Surrounded by the hills of central Honshu, Kyoto is one of the largest cities in Japan and the educational center of western Japan, with several universities and institutions of higher education. Despite being one of Japan’s most popular tourist destinations, it has managed to retain much of the atmosphere of the past by being the only major Japanese city to escape the devastation of World War II.
Known as the seat of the emperor and the main cultural center of Japan for almost 1,100 years, Kyoto today boasts numerous fine examples of sculptures, paintings and other art forms in many museums and galleries. The city is also home to centuries of architecture, much of it influenced by Buddhism and found in well-preserved temples. Kyoto continues to play an important role in Japanese religion, and 30 of the city’s temples still serve as centers for various Buddhist sects, as well as 200 Shinto shrines within the city.

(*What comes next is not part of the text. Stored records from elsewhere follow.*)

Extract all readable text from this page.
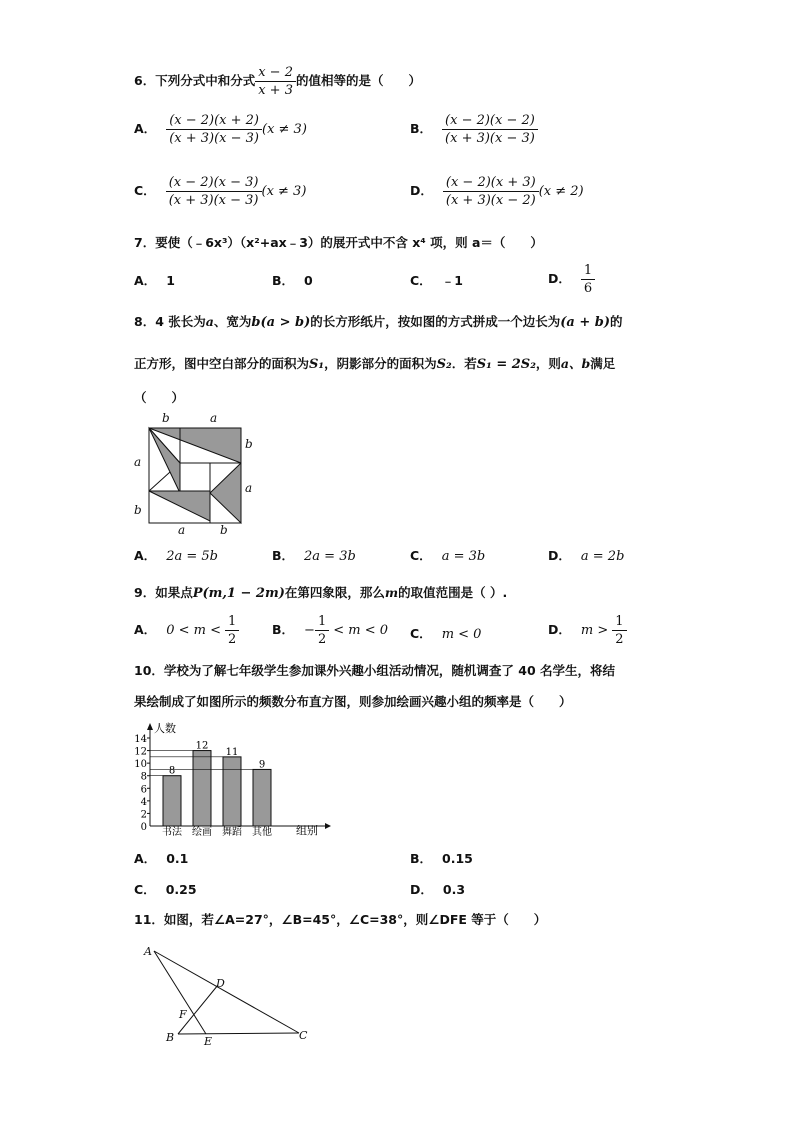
6．下列分式中和分式 $\frac{x - 2}{x + 3}$ 的值相等的是（　　）
A． $\frac{(x - 2)(x + 2)}{(x + 3)(x - 3)} (x \ne 3)$	B． $\frac{(x - 2)(x - 2)}{(x + 3)(x - 3)}$
C． $\frac{(x - 2)(x - 3)}{(x + 3)(x - 3)} (x \ne 3)$	D． $\frac{(x - 2)(x + 3)}{(x + 3)(x - 2)} (x \ne 2)$
7．要使（﹣6x³）（x²+ax﹣3）的展开式中不含 x⁴ 项，则 a＝（　　）
A． 1	B． 0	C． ﹣1	D． $\frac{1}{6}$
8．4 张长为a、宽为b(a > b)的长方形纸片，按如图的方式拼成一个边长为(a + b)的
正方形，图中空白部分的面积为S₁，阴影部分的面积为S₂．若S₁ = 2S₂，则a、b满足
（　　）
b	a
a
b
b
a
a	b
A． 2a = 5b	B． 2a = 3b	C． a = 3b	D． a = 2b
9．如果点P(m,1 − 2m)在第四象限，那么m的取值范围是（ ）.
A． $0 < m < \frac{1}{2}$	B． − $\frac{1}{2} < m < 0$ C． m < 0	D． $m > \frac{1}{2}$
10．学校为了解七年级学生参加课外兴趣小组活动情况，随机调查了 40 名学生，将结
果绘制成了如图所示的频数分布直方图，则参加绘画兴趣小组的频率是（　　）
人数
组别
0
2
4
6
8
10
12
14
8
书法
12
绘画
11
舞蹈
9
其他
A． 0.1	B． 0.15
C． 0.25	D． 0.3
11．如图，若∠A=27°，∠B=45°，∠C=38°，则∠DFE 等于（　　）
A
B	C
D
E
F
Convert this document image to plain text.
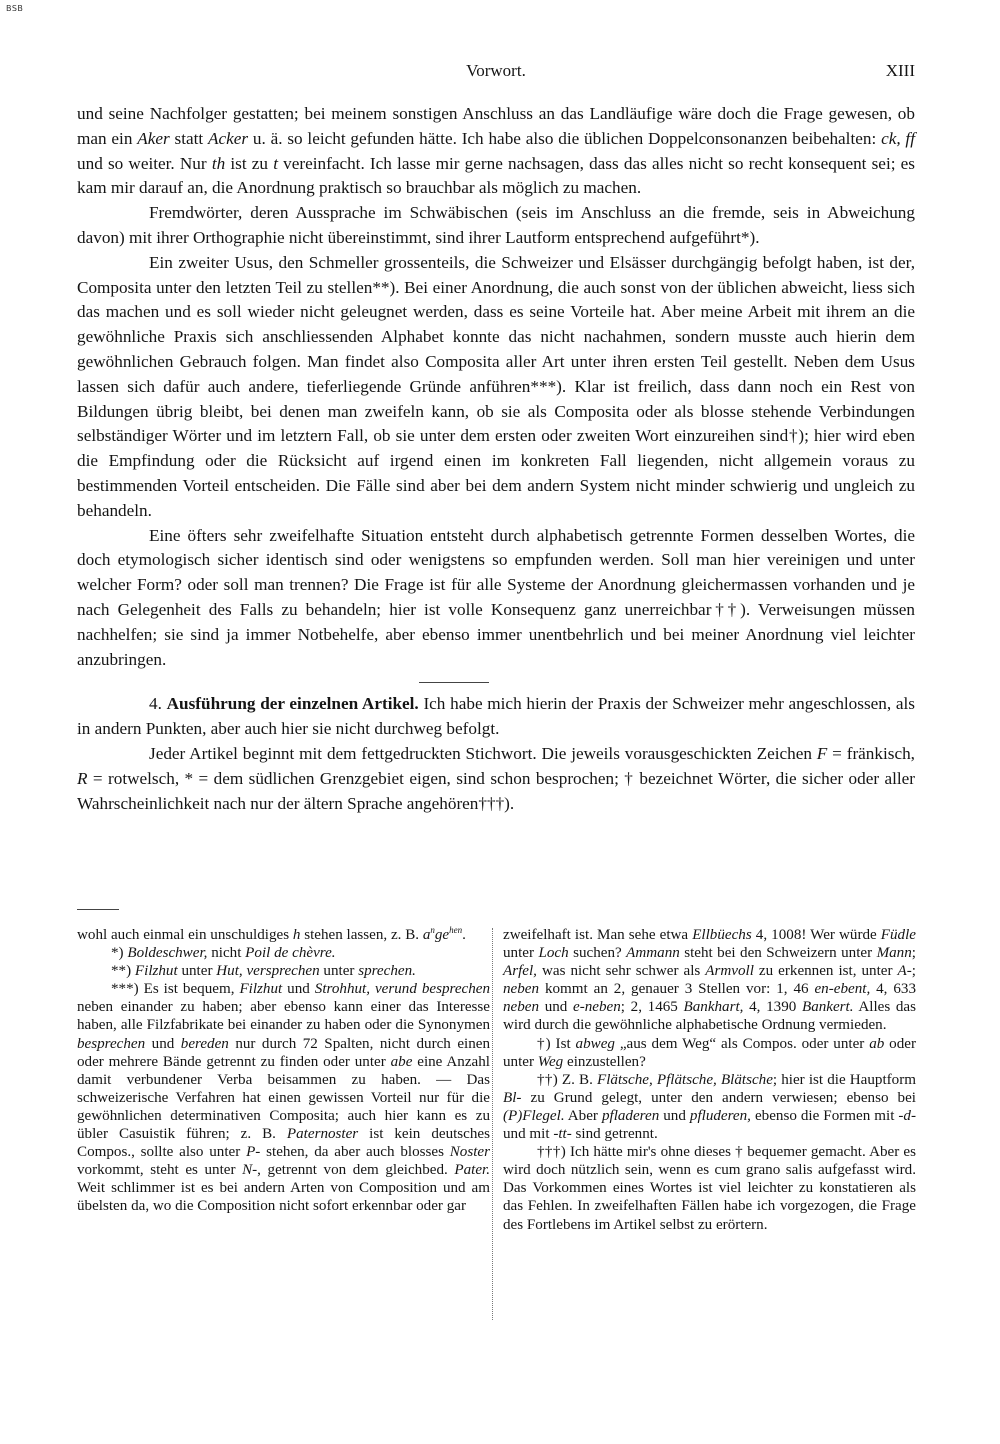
BSB
Vorwort.	XIII

und seine Nachfolger gestatten; bei meinem sonstigen Anschluss an das Landläufige wäre doch die Frage gewesen, ob man ein Aker statt Acker u. ä. so leicht gefunden hätte. Ich habe also die üblichen Doppelconsonanzen beibehalten: ck, ff und so weiter. Nur th ist zu t vereinfacht. Ich lasse mir gerne nachsagen, dass das alles nicht so recht konsequent sei; es kam mir darauf an, die Anordnung praktisch so brauchbar als möglich zu machen.

Fremdwörter, deren Aussprache im Schwäbischen (seis im Anschluss an die fremde, seis in Abweichung davon) mit ihrer Orthographie nicht übereinstimmt, sind ihrer Lautform entsprechend aufgeführt*).

Ein zweiter Usus, den Schmeller grossenteils, die Schweizer und Elsässer durchgängig befolgt haben, ist der, Composita unter den letzten Teil zu stellen**). Bei einer Anordnung, die auch sonst von der üblichen abweicht, liess sich das machen und es soll wieder nicht geleugnet werden, dass es seine Vorteile hat. Aber meine Arbeit mit ihrem an die gewöhnliche Praxis sich anschliessenden Alphabet konnte das nicht nachahmen, sondern musste auch hierin dem gewöhnlichen Gebrauch folgen. Man findet also Composita aller Art unter ihren ersten Teil gestellt. Neben dem Usus lassen sich dafür auch andere, tieferliegende Gründe anführen***). Klar ist freilich, dass dann noch ein Rest von Bildungen übrig bleibt, bei denen man zweifeln kann, ob sie als Composita oder als blosse stehende Verbindungen selbständiger Wörter und im letztern Fall, ob sie unter dem ersten oder zweiten Wort einzureihen sind†); hier wird eben die Empfindung oder die Rücksicht auf irgend einen im konkreten Fall liegenden, nicht allgemein voraus zu bestimmenden Vorteil entscheiden. Die Fälle sind aber bei dem andern System nicht minder schwierig und ungleich zu behandeln.

Eine öfters sehr zweifelhafte Situation entsteht durch alphabetisch getrennte Formen desselben Wortes, die doch etymologisch sicher identisch sind oder wenigstens so empfunden werden. Soll man hier vereinigen und unter welcher Form? oder soll man trennen? Die Frage ist für alle Systeme der Anordnung gleichermassen vorhanden und je nach Gelegenheit des Falls zu behandeln; hier ist volle Konsequenz ganz unerreichbar††). Verweisungen müssen nachhelfen; sie sind ja immer Notbehelfe, aber ebenso immer unentbehrlich und bei meiner Anordnung viel leichter anzubringen.

4. Ausführung der einzelnen Artikel. Ich habe mich hierin der Praxis der Schweizer mehr angeschlossen, als in andern Punkten, aber auch hier sie nicht durchweg befolgt.

Jeder Artikel beginnt mit dem fettgedruckten Stichwort. Die jeweils vorausgeschickten Zeichen F = fränkisch, R = rotwelsch, * = dem südlichen Grenzgebiet eigen, sind schon besprochen; † bezeichnet Wörter, die sicher oder aller Wahrscheinlichkeit nach nur der ältern Sprache angehören†††).

wohl auch einmal ein unschuldiges h stehen lassen, z. B. $a^nge^{hen}$.

*) Boldeschwer, nicht Poil de chèvre.

**) Filzhut unter Hut, versprechen unter sprechen.

***) Es ist bequem, Filzhut und Strohhut, verund besprechen neben einander zu haben; aber ebenso kann einer das Interesse haben, alle Filzfabrikate bei einander zu haben oder die Synonymen besprechen und bereden nur durch 72 Spalten, nicht durch einen oder mehrere Bände getrennt zu finden oder unter abe eine Anzahl damit verbundener Verba beisammen zu haben. — Das schweizerische Verfahren hat einen gewissen Vorteil nur für die gewöhnlichen determinativen Composita; auch hier kann es zu übler Casuistik führen; z. B. Paternoster ist kein deutsches Compos., sollte also unter P- stehen, da aber auch blosses Noster vorkommt, steht es unter N-, getrennt von dem gleichbed. Pater. Weit schlimmer ist es bei andern Arten von Composition und am übelsten da, wo die Composition nicht sofort erkennbar oder gar

zweifelhaft ist. Man sehe etwa Ellbüechs 4, 1008! Wer würde Füdle unter Loch suchen? Ammann steht bei den Schweizern unter Mann; Arfel, was nicht sehr schwer als Armvoll zu erkennen ist, unter A-; neben kommt an 2, genauer 3 Stellen vor: 1, 46 en-ebent, 4, 633 neben und e-neben; 2, 1465 Bankhart, 4, 1390 Bankert. Alles das wird durch die gewöhnliche alphabetische Ordnung vermieden.

†) Ist abweg „aus dem Weg“ als Compos. oder unter ab oder unter Weg einzustellen?

††) Z. B. Flätsche, Pflätsche, Blätsche; hier ist die Hauptform Bl- zu Grund gelegt, unter den andern verwiesen; ebenso bei (P)Flegel. Aber pfladeren und pfluderen, ebenso die Formen mit -d- und mit -tt- sind getrennt.

†††) Ich hätte mir's ohne dieses † bequemer gemacht. Aber es wird doch nützlich sein, wenn es cum grano salis aufgefasst wird. Das Vorkommen eines Wortes ist viel leichter zu konstatieren als das Fehlen. In zweifelhaften Fällen habe ich vorgezogen, die Frage des Fortlebens im Artikel selbst zu erörtern.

Nijo Castle, with walls, towers and a moat, was built in 1603 and later served as the seat of government. The complex has several buildings containing many significant works of art and is known as the site chosen by the emperor to issue a rescript abolishing the country’s once powerful shogunate. Highlights include the East Gate of the castle (Higashi Otemon, its main entrance); The Inner Gate or Caramon, distinguished by fine carvings and decorated metalwork; and beyond that, the difficult Mikuruma-yoza. The site’s most important building is the Ninomaru Palace, which consists of five separate buildings connected by corridors, and with exquisite interiors decorated with paintings by Kano Tanyu and his students.
The main apartment is the Imperial Emissary Hall (Jodan-no-ma), matched in the adjoining rooms by Ni-no-ma and Tozamurai-no-ma with their tiger paintings. Also of interest is the adjoining building, with its large auditorium surrounded by a gallery and sliding doors with large larch paintings on a golden background. The fourth building, Kuro-Shoin, has paintings by Kano Nanobu, and in the Shogun’s private apartments, mountain scenery paintings.
Fushimi-Inari Taisha Temple
One of Japan’s most famous shrines, Fushimi-Inari Shrine is a must-see in Kyoto. Founded in 711 AD and dedicated to the goddess of rice, Ukanomitama-no-mikoto, the temple is still visited by merchants and merchants who pray for prosperity. The main building dates from 1499 and features an impressive four-kilometer-long avenue of bright orange “torii” or arches, each dedicated to business (requires walking through 32,000 arches along the route). Also notable are his many sculptures of foxes, believed to be messengers of the gods. Hot tip: Strengthen yourself with buying traditional Japanese cookies from the shops and standing at the entrance of the temple.
Kinkaku-ji: Golden Pavilion
Originally built in the 14th century as a retirement villa for Shogun Ashikaga Yoshimitsu and now a Zen Buddhist temple, the magnificent Golden Pavilion (Kinkaku-ji) is one of Kyoto’s most scenic attractions. Taking its name from the golden leaf that adorns the top two floors of the three floors – a design element believed to soften any negativity associated with death – the structure has been rebuilt in its original form several times, this last incarnation dating back to the late 1950s. . Built over a large pond, the site is also known for its beautiful grounds, as well as its old stone pagoda and Sekkatei tea house with traditionally served drinks.
In the eastern part of Kyoto, Kiyomizu Temple, an important UNESCO World Heritage Site, enjoys a scenic location on Mount Otowa overlooking the city. Visitors can enjoy a delightful temple walk along the quaint Tea Pot with its small shops and shops. Founded in 790 AD and dedicated to the 11-year-old Kannon, the Buddhist goddess of mercy, whose statue can be seen here, the existing buildings were erected after 1633 during the period of the third Tokugawa shogun, Iemitsu, and stood mostly on a rocky outcrop high above Otowa Falls.
Highlights include the large terrace of the main hall, built on 30 meters high columns with five rows of cross beams and used as a stage for temple dances and ceremonies. The terrace offers breathtaking views of the city and the surrounding wooded hills, especially when the leaves change color in autumn.
Sanjūsangen-dō (Rengyoin Temple) or Temple of 33 Niches, takes its name from its rather unusual structure, its façade is divided into 33 (sanjusan) niches (gen) to reflect the belief that Kannon, the Goddess of Mercy, can host 33 different personifications. Originally built in 1164, the present elongated building was built in 1266 after a fire destroyed its predecessor, testifying to its former importance as a site of archery training still seen in the many pits in its ancient columns and lumber, created by arrows.
The most important of his many works of art is the Cannon with a Thousand Arms, a nearly three and a half meter tall statue that dates from the 13th century and is notable for having 500 standing figures of Kannon lined up on either side of it . Also of note are additional sculptures of 28 “celestial aids” placed behind him by spirits subordinate to Cannon.